# Tonneau cover - Where can I get one like this?! (not 4 hood)



## Hipflyguy (Jun 1, 2006)

Hi Guys,

Not the usual hood tonneau cover... But one like you'd see on an old MG, or TR4 or something... Just found it while googling about...

Anyone know where you can get these from..??!?!?!


----------



## phodge (Sep 1, 2002)

A fellow Moro TTR owner! 

Looks interesting, but I've not seen them anywhere before.... :?


----------



## Hipflyguy (Jun 1, 2006)

hey Phodge....

Not going to start an argument and say it's the best colour for the TTR... But you can read between the lines... :lol:

I found it.... But only for left hookers...
http://audi.dealerfit.com/store/audi-tt ... _11814.php

Would really be interested in a UK spec one if anyone has any clues...


----------



## Juber (May 20, 2007)

Personally i think it looks pants! Why have a drop dop if youre covering half the car lol.

each to their own i supose


----------



## Hipflyguy (Jun 1, 2006)

Was just looking for winter to keep heat in, and stay a bit warmer dude.....!!

Guess I'm thinking practically and showing my old age..... I drop my top any clear day I can when the missus isn't with me...

Anyway, my pants are bigger than your pants...


----------



## phodge (Sep 1, 2002)

Hipflyguy said:


> Not going to start an argument and say it's the best colour for the TTR... But you can read between the lines... :lol:


Best kept secret, eh..?? :wink: :lol:


----------



## rustyintegrale (Oct 1, 2006)

I'd quite like one of these but a version that covers the whole interior so you can leave the car overnight with the roof down and the tonneau fitted on a summers evening...

The half piece doesn't make a lot of sense to me as I like all windows down and no windbreak either...

But then I thought that was the whole point of soft top motoring? :?

Cheers

Rich


----------



## MCPaudiTT (Jan 17, 2007)

It's an OEM Audi part, and you used to be able to get them at dealers. I don't think they are made any more, so they will be going up in price. It covers BOTH sides, and as I recall (mine is currently in storage) would work fine on RHD cars. Here's a link to my install:

http://public.fotki.com/mcphill/audi_st ... au_covers/


----------



## rustyintegrale (Oct 1, 2006)

MCPaudiTT said:


> It's an OEM Audi part, and you used to be able to get them at dealers. I don't think they are made any more, so they will be going up in price. It covers BOTH sides, and as I recall (mine is currently in storage) would work fine on RHD cars.

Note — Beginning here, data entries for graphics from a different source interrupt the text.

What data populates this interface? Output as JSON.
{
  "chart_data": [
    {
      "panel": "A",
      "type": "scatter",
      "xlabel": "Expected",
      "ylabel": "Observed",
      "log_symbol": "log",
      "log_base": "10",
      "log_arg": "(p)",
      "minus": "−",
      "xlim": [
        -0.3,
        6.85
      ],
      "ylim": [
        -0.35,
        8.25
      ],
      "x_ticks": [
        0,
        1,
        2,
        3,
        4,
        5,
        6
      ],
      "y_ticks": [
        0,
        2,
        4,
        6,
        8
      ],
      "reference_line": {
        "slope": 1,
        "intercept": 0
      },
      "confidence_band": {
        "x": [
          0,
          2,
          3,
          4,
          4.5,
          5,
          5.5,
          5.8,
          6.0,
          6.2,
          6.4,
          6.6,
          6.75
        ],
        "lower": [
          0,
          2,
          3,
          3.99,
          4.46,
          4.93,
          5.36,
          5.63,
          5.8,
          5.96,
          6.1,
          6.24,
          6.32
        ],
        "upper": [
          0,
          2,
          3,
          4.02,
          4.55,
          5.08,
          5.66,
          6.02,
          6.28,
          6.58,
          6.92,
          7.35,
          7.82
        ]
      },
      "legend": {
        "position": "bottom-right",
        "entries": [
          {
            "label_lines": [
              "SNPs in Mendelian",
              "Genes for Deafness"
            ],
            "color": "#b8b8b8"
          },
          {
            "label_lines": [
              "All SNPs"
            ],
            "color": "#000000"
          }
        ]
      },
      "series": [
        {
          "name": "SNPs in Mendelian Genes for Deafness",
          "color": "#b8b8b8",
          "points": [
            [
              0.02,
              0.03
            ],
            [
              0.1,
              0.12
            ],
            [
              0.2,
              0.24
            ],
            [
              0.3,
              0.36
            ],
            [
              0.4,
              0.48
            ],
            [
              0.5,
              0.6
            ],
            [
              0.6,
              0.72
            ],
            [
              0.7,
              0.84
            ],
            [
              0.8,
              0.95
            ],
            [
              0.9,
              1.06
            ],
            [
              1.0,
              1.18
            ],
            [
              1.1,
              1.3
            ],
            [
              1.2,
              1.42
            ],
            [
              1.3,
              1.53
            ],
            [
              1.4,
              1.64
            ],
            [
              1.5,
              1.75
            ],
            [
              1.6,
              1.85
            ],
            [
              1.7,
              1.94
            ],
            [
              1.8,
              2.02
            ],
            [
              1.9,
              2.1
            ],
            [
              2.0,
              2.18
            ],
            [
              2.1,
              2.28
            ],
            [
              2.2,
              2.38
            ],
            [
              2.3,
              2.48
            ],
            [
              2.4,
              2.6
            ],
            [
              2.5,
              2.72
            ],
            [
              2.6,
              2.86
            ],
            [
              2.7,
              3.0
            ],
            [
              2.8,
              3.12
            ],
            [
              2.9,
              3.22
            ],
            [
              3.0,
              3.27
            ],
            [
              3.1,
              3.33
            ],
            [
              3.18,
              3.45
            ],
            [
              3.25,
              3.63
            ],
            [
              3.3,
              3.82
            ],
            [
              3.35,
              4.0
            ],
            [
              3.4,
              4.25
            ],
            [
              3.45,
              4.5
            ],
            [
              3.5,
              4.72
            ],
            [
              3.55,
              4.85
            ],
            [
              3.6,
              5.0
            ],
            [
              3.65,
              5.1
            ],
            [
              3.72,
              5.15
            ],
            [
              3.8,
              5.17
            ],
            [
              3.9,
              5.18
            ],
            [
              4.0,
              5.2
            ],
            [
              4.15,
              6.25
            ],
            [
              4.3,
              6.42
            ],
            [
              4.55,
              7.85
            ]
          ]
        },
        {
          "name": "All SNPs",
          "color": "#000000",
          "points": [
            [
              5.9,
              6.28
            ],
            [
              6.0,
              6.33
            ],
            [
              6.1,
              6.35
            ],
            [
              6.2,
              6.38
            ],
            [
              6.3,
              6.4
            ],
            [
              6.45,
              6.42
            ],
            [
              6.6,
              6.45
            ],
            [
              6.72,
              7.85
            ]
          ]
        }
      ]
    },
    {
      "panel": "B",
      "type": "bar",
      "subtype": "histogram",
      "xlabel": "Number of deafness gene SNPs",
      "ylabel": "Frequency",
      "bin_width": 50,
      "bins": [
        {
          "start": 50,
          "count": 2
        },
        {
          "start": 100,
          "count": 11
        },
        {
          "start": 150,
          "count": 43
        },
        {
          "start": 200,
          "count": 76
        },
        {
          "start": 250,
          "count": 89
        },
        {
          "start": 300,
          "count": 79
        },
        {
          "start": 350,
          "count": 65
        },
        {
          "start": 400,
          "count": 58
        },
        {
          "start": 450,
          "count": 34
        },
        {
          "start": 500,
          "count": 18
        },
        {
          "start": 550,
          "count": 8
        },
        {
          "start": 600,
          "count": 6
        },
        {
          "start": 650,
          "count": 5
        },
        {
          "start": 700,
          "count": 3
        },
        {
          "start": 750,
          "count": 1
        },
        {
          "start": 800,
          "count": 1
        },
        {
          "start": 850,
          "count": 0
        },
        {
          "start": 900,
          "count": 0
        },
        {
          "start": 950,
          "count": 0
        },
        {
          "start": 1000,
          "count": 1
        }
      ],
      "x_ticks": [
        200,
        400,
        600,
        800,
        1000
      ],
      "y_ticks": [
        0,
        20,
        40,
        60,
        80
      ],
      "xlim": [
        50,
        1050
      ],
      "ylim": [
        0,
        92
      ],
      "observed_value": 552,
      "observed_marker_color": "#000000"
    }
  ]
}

Yep Mike, that's exactly what I'm after and I believe you and I have communicated about it before...

Do you know of any sources for it? Even in the US? :?

Cheers

Rich


----------



## Hipflyguy (Jun 1, 2006)

I'm glad I asked now....!!

So it's a universal fit.... Cool, just bulges over the wheel, with a true 50/50 split down teh middle....

Excellent installation instructions MCP...!!

Now lets play hunt the dealer...! If anyone finds some anywhere please let me know..!


----------



## MCPaudiTT (Jan 17, 2007)

rustyintegrale said:


> Do you know of any sources for it? Even in the US? :?
> 
> Cheers
> 
> Rich


I don't believe WorldImpex ever got them back in stock after I bought mine. Sorry, I don't know a source : (

I will be going back and forth to Europe for the next few months, though, so I could ship you one from "within the VAT zone" if you can get it shipped to me in the US.


----------



## MCPaudiTT (Jan 17, 2007)

Does this help?

http://www.audi-accessories.ie/tt/care_ ... _removable

PN is "8n0 072 402"


----------



## MCPaudiTT (Jan 17, 2007)

They don't say "out of stock" here...

http://www.audipartssuperstore.com/cata ... cts_id=164


----------



## Hipflyguy (Jun 1, 2006)

Thanks, will try and locate an irish dealer that can source, I've also written to a few german dealers and these guys in the US to see if they stock, or back order...

http://www.audipartssuperstore.com/cata ... cts_id=164

Irish option obviously being much cheaper....

Thanks MCP.


----------



## rustyintegrale (Oct 1, 2006)

MCPaudiTT said:


> I will be going back and forth to Europe for the next few months, though, so I could ship you one from "within the VAT zone" if you can get it shipped to me in the US.


If you can get it to me I can get it mailed within the US if that helps!

Cheers

Rich


----------



## MCPaudiTT (Jan 17, 2007)

That would work.

PM me.


----------



## rustyintegrale (Oct 1, 2006)

MCPaudiTT said:


> That would work.
> 
> PM me.


Pm'd


----------



## CamV6 (Oct 26, 2003)

Hipflyguy said:


>


very useful for TT drivers who have a short ugly partner!


----------